The event, almost a sell-out last year with 256,000 tickets sold for the 15 sessions across eight days, has an initial five year stay in London which could be extended. With the United Kingdom still gripped in the credit-crunch, finance has been noted and the cheapest entry is a very amenable £20 with half-price tickets available for those under 16 years of age.
Matches will also start earlier in an attempt to avoid the problems confronted by those traveling on the London Underground and faced with the prospect of missing the last tube train home.
Once again a doubles match will precede the singles main event during the initial round robin phase but the evening singles will start 45 minutes earlier at 8pm. “This is in line with other major sporting events in London such as Champions’ League soccer and should avert any of the problems for ticketholders last year,” said Helfant.
What was the most embarrassing and easily avoidable sight in tennis last year?
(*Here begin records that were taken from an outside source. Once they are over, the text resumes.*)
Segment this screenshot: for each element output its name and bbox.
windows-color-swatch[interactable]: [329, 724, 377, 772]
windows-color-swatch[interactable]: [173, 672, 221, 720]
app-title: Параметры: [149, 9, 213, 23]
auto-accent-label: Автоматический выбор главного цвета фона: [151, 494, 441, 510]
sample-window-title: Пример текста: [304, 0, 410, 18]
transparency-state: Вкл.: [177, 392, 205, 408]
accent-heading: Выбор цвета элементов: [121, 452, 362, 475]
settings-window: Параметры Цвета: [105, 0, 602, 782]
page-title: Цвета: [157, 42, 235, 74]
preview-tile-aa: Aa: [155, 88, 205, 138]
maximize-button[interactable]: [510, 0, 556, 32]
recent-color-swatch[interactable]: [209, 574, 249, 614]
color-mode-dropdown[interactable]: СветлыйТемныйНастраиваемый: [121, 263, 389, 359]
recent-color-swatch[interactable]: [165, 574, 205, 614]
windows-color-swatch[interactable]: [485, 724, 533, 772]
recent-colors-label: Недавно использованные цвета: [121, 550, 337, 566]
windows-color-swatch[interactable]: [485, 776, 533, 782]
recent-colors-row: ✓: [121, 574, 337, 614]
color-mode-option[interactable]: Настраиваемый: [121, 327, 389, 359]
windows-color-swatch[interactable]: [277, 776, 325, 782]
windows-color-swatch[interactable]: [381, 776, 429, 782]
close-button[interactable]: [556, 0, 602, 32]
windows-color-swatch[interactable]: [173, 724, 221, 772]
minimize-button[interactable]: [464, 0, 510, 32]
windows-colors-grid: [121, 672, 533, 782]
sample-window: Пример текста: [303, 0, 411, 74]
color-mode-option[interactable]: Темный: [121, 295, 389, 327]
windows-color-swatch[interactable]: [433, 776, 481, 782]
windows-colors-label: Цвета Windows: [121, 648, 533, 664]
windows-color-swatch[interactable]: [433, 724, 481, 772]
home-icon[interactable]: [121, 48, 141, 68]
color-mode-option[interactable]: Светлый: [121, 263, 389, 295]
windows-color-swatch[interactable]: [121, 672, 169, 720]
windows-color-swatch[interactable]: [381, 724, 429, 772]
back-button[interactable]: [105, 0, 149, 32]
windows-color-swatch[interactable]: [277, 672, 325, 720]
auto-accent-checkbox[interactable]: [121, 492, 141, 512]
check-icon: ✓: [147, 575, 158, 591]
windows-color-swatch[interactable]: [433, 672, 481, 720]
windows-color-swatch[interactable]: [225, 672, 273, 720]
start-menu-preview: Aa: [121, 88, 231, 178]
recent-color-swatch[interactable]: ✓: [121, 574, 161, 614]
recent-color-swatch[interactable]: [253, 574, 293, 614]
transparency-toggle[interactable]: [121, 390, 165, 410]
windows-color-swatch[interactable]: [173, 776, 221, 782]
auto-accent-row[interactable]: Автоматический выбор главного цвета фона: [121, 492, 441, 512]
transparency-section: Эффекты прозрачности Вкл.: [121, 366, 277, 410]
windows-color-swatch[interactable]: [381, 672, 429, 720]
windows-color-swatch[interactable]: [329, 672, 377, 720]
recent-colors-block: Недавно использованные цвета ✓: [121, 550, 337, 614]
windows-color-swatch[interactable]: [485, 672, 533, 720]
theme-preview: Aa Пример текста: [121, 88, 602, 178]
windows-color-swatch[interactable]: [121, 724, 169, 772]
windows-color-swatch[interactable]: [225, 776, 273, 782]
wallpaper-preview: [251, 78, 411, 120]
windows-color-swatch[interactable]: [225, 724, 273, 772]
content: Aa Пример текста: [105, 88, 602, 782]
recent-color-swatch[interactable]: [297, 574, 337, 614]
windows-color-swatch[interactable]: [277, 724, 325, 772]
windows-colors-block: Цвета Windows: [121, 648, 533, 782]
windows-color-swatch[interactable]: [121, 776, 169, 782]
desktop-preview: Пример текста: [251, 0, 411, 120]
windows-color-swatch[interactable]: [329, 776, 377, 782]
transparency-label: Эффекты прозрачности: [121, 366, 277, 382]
Top of the list must be the farcical scenes at the Barclays ATP World Tour Finals last year, when confusion reigned at the end of the final match in one of the four-man round-robin groups when Juan Martin del Potro and the sell-out crowd were kept waiting several minutes before it was announced that the Argentine, thanks to his victory over Roger Federer, had qualified for the semi-finals at the expense of Andy Murray.
Such was the utter confusion over the qualification system that Del Potro did not find out for certain that he was still in the competition for 25 minutes and spent some of his time indulging in a knock-up with supporter and friend, Argentina football star Carlos Tevez.
Murray, who was watching from elsewhere, posted on his Twitter page: "Anyone know what's going on?"
The humiliating and frustrating mathematical glitch which some feel was the responsibility of ATP’s Executive Vice President and Administrator of Regulations Gayle Bradshaw and others apportion to Senior Manager of Supervisors Tom Barnes, meant that most spectators even left without knowing the outcome.
Official explanations maintained occurred in such a tight mathematical situation, successful qualifiers had to be confirmed off-court by the ATP supervisor, who also had to be on court during play.
The Barclays ATP World Tour Finals managing director, Chris Kermode, does not expect a repeat when the tournament returns. “The information will be on screen now,” he explained.
“There was bit of a misconception that last year we didn't know who the player was that got through. Actually we did know but there was a process to follow. The structure of how that decision is made has been changed now.
“What that situation showed was that we need to tell our story better to the fans who are in the arena in terms of how the round robin system works and the relevance of each match, which we will do this year.”